Фэй вдруг впервые показалась Гарриет очень одинокой, и она ободряюще похлопала подругу по руке.
– Ты тоже нужна мне, девочка. Но в советах актрисы ты теперь не нуждаешься. Ты талантливее меня. Все будет отлично. Я знаю это. Мое присутствие на съемках только отвлечет тебя.
Впервые за долгое время Фэй нуждалась в моральной поддержке на съемочной площадке. И все еще ощущала внутреннюю дрожь, простившись с Гарриет в Сан-Франциско и отправляясь вдоль побережья туда, где жили Херсты, скромно называвшие свое поместье «Дом». Всю дорогу она думала о Гарриет.
Почему? Она и сама не знала, но сейчас ей было одиноко, как никогда раньше. Она скучала по Гарриет, по старому дому в Пенсильвании, по родителям. Впервые за последние годы Фэй показалось, что в ее жизни чего-то не хватает, но никак не могла понять, чего именно. Она пыталась убедить себя, что нервничает из-за новой роли, но дело было не в этом. В ее жизни уже давно не было мужчины. Гарриет права – плохо, что она никак не сделает свой выбор, но Фэй никого не могла представить рядом с собой.

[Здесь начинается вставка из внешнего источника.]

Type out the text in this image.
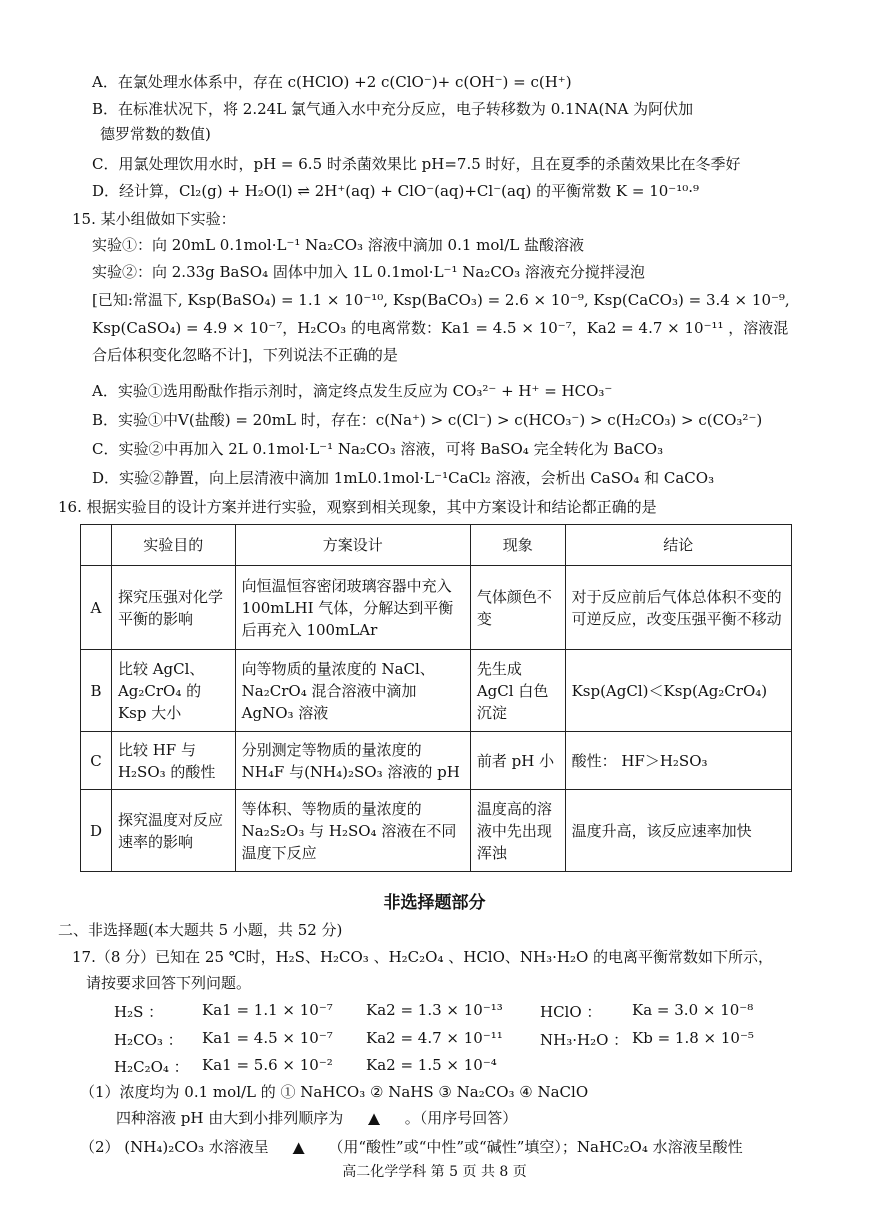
A．在氯处理水体系中，存在 c(HClO) +2 c(ClO⁻)+ c(OH⁻) = c(H⁺)
B．在标准状况下，将 2.24L 氯气通入水中充分反应，电子转移数为 0.1NA(NA 为阿伏加
德罗常数的数值)
C．用氯处理饮用水时，pH = 6.5 时杀菌效果比 pH=7.5 时好，且在夏季的杀菌效果比在冬季好
D．经计算，Cl₂(g) + H₂O(l) ⇌ 2H⁺(aq) + ClO⁻(aq)+Cl⁻(aq) 的平衡常数 K = 10⁻¹⁰·⁹
15. 某小组做如下实验：
实验①：向 20mL 0.1mol·L⁻¹ Na₂CO₃ 溶液中滴加 0.1 mol/L 盐酸溶液
实验②：向 2.33g BaSO₄ 固体中加入 1L 0.1mol·L⁻¹ Na₂CO₃ 溶液充分搅拌浸泡
[已知:常温下, Ksp(BaSO₄) = 1.1 × 10⁻¹⁰, Ksp(BaCO₃) = 2.6 × 10⁻⁹, Ksp(CaCO₃) = 3.4 × 10⁻⁹,
Ksp(CaSO₄) = 4.9 × 10⁻⁷，H₂CO₃ 的电离常数：Ka1 = 4.5 × 10⁻⁷，Ka2 = 4.7 × 10⁻¹¹ ，溶液混
合后体积变化忽略不计]，下列说法不正确的是
A．实验①选用酚酞作指示剂时，滴定终点发生反应为 CO₃²⁻ + H⁺ = HCO₃⁻
B．实验①中V(盐酸) = 20mL 时，存在：c(Na⁺) > c(Cl⁻) > c(HCO₃⁻) > c(H₂CO₃) > c(CO₃²⁻)
C．实验②中再加入 2L 0.1mol·L⁻¹ Na₂CO₃ 溶液，可将 BaSO₄ 完全转化为 BaCO₃
D．实验②静置，向上层清液中滴加 1mL0.1mol·L⁻¹CaCl₂ 溶液，会析出 CaSO₄ 和 CaCO₃
16. 根据实验目的设计方案并进行实验，观察到相关现象，其中方案设计和结论都正确的是
	实验目的	方案设计	现象	结论
A	探究压强对化学平衡的影响	向恒温恒容密闭玻璃容器中充入 100mLHI 气体，分解达到平衡后再充入 100mLAr	气体颜色不变	对于反应前后气体总体积不变的可逆反应，改变压强平衡不移动
B	比较 AgCl、Ag₂CrO₄ 的 Ksp 大小	向等物质的量浓度的 NaCl、Na₂CrO₄ 混合溶液中滴加 AgNO₃ 溶液	先生成 AgCl 白色沉淀	Ksp(AgCl)＜Ksp(Ag₂CrO₄)
C	比较 HF 与 H₂SO₃ 的酸性	分别测定等物质的量浓度的 NH₄F 与(NH₄)₂SO₃ 溶液的 pH	前者 pH 小	酸性： HF＞H₂SO₃
D	探究温度对反应速率的影响	等体积、等物质的量浓度的 Na₂S₂O₃ 与 H₂SO₄ 溶液在不同温度下反应	温度高的溶液中先出现浑浊	温度升高，该反应速率加快
非选择题部分
二、非选择题(本大题共 5 小题，共 52 分)
17.（8 分）已知在 25 ℃时，H₂S、H₂CO₃ 、H₂C₂O₄ 、HClO、NH₃·H₂O 的电离平衡常数如下所示，
请按要求回答下列问题。
H₂S ：	Ka1 = 1.1 × 10⁻⁷ Ka2 = 1.3 × 10⁻¹³ HClO ： Ka = 3.0 × 10⁻⁸
H₂CO₃ ： Ka1 = 4.5 × 10⁻⁷ Ka2 = 4.7 × 10⁻¹¹ NH₃·H₂O ： Kb = 1.8 × 10⁻⁵
H₂C₂O₄ ： Ka1 = 5.6 × 10⁻² Ka2 = 1.5 × 10⁻⁴
（1）浓度均为 0.1 mol/L 的 ① NaHCO₃ ② NaHS ③ Na₂CO₃ ④ NaClO
四种溶液 pH 由大到小排列顺序为 ▲ 。（用序号回答）
（2） (NH₄)₂CO₃ 水溶液呈 ▲ （用“酸性”或“中性”或“碱性”填空）；NaHC₂O₄ 水溶液呈酸性
高二化学学科 第 5 页 共 8 页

Просторы имения Херстов показались ей пустыннее, чем обычно. Там собралась дюжина гостей, все шумно веселились, но Фэй вдруг поняла, как все это ей чуждо, а люди неинтересны. Единственное, что имело смысл – работа. Только два человека привлекали Фэй – Гарриет Филдинг, жившая в пятистах милях от Лос-Анджелеса, и ее агент Эйб Абрамсон.
В конце концов, до боли в челюстях наулыбавшись за эти бесконечно однообразные дни, Фэй с облегчением отправилась назад. И приехав домой, открыв своим ключом ворота, пройдя наверх в белое великолепие спальни, почувствовала себя в сто раз счастливее, чем за всю последнюю неделю. Как хорошо дома! Гораздо лучше, чем в большом имении Херстов.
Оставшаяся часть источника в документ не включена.